Maconha por necessidade
Cerca de 50 familiares de crianças doentes exigem no México a liberação da droga Os fins são terapêuticos, como aconteceu no célebre caso da menina Grace
Cerca de 50 familiares de vítimas da epilepsia se reuniram no domingo na Cidade do México para escutar os pais de Grace Elizalde, a menina de oito anos que três semanas atrás começou a tomar um xarope elaborado com óleo de maconha, abrindo um precedente para o uso medicinal dessa droga no México. Essas famílias queriam saber como os pais de Grace, Raúl Elizalde e Mayela Benavides, obtiveram esse xarope e os detalhes da batalha judicial que travaram até conseguirem uma liminar que os autorizasse a importar o óleo. Todos eles acreditam que o xarope poderá reduzir as crises e convulsões que afetam seus filhos, irmãos e netos.

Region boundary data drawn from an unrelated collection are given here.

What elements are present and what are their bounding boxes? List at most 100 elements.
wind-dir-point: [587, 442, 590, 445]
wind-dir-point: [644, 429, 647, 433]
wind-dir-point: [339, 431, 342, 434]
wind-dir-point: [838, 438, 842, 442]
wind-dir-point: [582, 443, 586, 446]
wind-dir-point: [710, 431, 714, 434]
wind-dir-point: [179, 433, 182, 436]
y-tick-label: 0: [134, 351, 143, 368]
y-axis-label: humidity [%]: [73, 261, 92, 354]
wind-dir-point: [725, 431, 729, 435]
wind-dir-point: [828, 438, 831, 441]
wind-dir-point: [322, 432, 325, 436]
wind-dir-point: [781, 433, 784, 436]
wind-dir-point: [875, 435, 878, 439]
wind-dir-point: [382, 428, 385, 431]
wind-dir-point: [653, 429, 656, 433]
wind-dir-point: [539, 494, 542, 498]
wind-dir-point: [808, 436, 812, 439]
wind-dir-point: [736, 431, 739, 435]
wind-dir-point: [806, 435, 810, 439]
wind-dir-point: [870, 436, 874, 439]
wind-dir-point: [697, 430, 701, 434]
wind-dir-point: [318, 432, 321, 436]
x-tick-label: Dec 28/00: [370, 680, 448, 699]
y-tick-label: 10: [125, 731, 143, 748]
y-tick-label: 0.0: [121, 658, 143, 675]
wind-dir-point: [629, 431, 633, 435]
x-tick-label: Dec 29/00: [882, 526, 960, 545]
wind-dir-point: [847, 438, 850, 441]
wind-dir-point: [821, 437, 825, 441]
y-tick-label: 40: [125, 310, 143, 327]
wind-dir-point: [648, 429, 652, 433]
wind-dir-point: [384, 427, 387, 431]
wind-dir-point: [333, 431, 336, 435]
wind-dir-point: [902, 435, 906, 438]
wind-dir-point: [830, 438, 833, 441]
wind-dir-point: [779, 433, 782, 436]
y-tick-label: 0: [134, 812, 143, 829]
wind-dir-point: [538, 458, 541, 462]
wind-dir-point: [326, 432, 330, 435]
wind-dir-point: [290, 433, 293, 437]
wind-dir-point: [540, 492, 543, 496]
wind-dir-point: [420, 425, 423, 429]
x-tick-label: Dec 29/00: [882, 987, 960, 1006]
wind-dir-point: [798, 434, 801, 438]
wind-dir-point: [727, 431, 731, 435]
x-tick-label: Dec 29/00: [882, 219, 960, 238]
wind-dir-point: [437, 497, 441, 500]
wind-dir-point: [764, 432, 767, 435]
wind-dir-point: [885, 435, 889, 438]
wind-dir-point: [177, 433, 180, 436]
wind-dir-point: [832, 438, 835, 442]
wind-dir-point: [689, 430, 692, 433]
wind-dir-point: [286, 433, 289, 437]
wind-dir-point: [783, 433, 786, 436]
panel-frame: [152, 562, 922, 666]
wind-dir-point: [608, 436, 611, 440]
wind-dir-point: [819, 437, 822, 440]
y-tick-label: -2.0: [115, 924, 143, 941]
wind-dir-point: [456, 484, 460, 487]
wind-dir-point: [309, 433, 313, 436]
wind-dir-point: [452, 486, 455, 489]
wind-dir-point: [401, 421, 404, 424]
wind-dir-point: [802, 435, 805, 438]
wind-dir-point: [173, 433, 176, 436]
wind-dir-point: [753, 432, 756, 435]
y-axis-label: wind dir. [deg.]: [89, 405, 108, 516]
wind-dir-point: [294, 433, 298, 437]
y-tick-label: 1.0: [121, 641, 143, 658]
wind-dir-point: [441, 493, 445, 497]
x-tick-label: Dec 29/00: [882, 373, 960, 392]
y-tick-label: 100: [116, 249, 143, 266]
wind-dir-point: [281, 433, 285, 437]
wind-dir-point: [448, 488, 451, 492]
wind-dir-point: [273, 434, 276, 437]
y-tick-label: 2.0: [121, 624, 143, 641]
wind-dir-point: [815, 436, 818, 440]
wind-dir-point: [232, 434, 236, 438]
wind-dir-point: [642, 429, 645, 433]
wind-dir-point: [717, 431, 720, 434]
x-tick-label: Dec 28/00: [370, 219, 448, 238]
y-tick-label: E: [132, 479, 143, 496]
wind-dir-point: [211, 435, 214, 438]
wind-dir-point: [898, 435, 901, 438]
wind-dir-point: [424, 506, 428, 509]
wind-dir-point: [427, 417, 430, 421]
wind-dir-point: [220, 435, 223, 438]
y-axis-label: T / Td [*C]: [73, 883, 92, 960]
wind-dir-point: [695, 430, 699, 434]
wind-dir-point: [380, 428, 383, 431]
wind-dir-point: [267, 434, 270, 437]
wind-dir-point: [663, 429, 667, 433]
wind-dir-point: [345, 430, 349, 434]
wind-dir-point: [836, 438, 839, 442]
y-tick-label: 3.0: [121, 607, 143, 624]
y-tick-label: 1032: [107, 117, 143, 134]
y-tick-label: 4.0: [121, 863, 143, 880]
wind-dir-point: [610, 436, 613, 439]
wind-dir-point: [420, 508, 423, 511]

“Soubemos do tratamento de Grace antes mesmo de Grace começar a fazê-lo”, comentou Arturo Mercenario, pai da menina Paula, de 4 anos, que sofre da síndrome de Lennox-Gastout, mesmo tipo de epilepsia que atinge Grace. “Vimos o caso de uma menina dos Estados Unidos que tomou o óleo e melhorou, e depois vimos o de Grace. Definitivamente queremos seguir o tratamento de Grace”, acrescentou. Pais, mães e avós dos doentes se expressaram em termos semelhantes ao longo da tarde.
Enquanto isso, Raúl Elizalde dava detalhes sobre o processo judicial. Contou, por exemplo, que o óleo de maconha contém apenas 0,02% de THC, o componente psicoativo da maconha. Semanas antes, em Monterrey, onde a família vive, o pai da menina já havia comentado que, para sentir os efeitos associados ao consumo recreativo de maconha, seria preciso consumir vários frascos de xarope de uma só vez, uma dose ridiculamente alta. Grace recebe apenas meio mililitro pela manhã e outro meio mililitro à tarde. A esperança de Raúl e Mayela é que o xarope atenue as crises da menina, que chega a sofrer 400 convulsões por dia.
O encontro aconteceu num restaurante na zona sul da capital mexicana, ao lado da sede do Instituto Nacional de Neurologia e Neurocirurgia Manuel Velasco Suárez. Neste fim de semana, o instituto recebia também a segunda edição do Simpósio sobre a Síndrome de Lennox-Gastout e Outras Epilepsias Refratárias, promovido pela Fundação Dani Danee Nalú. Raúl e Mayela inicialmente estavam convidados como oradores, mas a direção da instituição vetou a participação deles no começo da semana, alegando que não saberiam “lidar com a situação”. Por isso a conversa acabou acontecendo num restaurante dos arredores.
O Instituto Nacional de Neurologia excluiu os pais da menina Grace Elizalde de um congresso
O caso de Grace virou notícia em setembro, quando um juiz federal desautorizou uma decisão da Secretaria de Saúde do país e permitiu que os pais dela importassem o xarope. A posição da secretaria, antes e depois da liminar, é de que não há provas científicas de que o óleo, elaborado à base de cannabidiol, um dos principais componente da maconha, seja eficaz contra esse tipo de epilepsia.
Mas, em suas alegações por escrito ao tribunal, Raúl e Mayela apresentaram estudos que apontam benefícios do tratamento, além de casos bem-sucedidos de outros países, como o da menina Charlotte Figi, moradora do Colorado (EUA), cujos ataques epiléticos foram sensivelmente controlados desde que ela começou a tomar o xarope.
A tarde avançava entre perguntas dos pais a Raúl e Mayela. Todos enumeravam os medicamentos já experimentados sem sucesso, a quantidade de convulsões – dezenas ou centenas por dia – que os pacientes sofrem e as complicações jurídicas que as famílias enfrentam. Um pai perguntou, por exemplo, qual seria o problema se a família viajasse aos EUA, comprasse o xarope – cuja venda é liberada no país vizinho – e trouxesse o produto para o México. Raúl respondeu que as autoridades poderiam indiciar a família por corrupção de menores, já que, do ponto de vista legal, o óleo de maconha é tão droga quanto um baseado.
Ao final, todos concordaram com Raúl: a família de Grace tem uma liminar, mas conseguir autorizações semelhantes para cada paciente seria inviável, já que se trata de um trâmite caro e demorado. “Precisamos promover uma mudança de legislação que permita o uso terapêutico da maconha”, disse o homem. José Roberto Reséndiz, pai de Iker Iñaqui, que sofre de epilepsia desde que nasceu, murmurou à guisa de conclusão que a única coisa que ele e sua família querem é “experimentar o óleo para melhorar a qualidade de vida do meu filho”.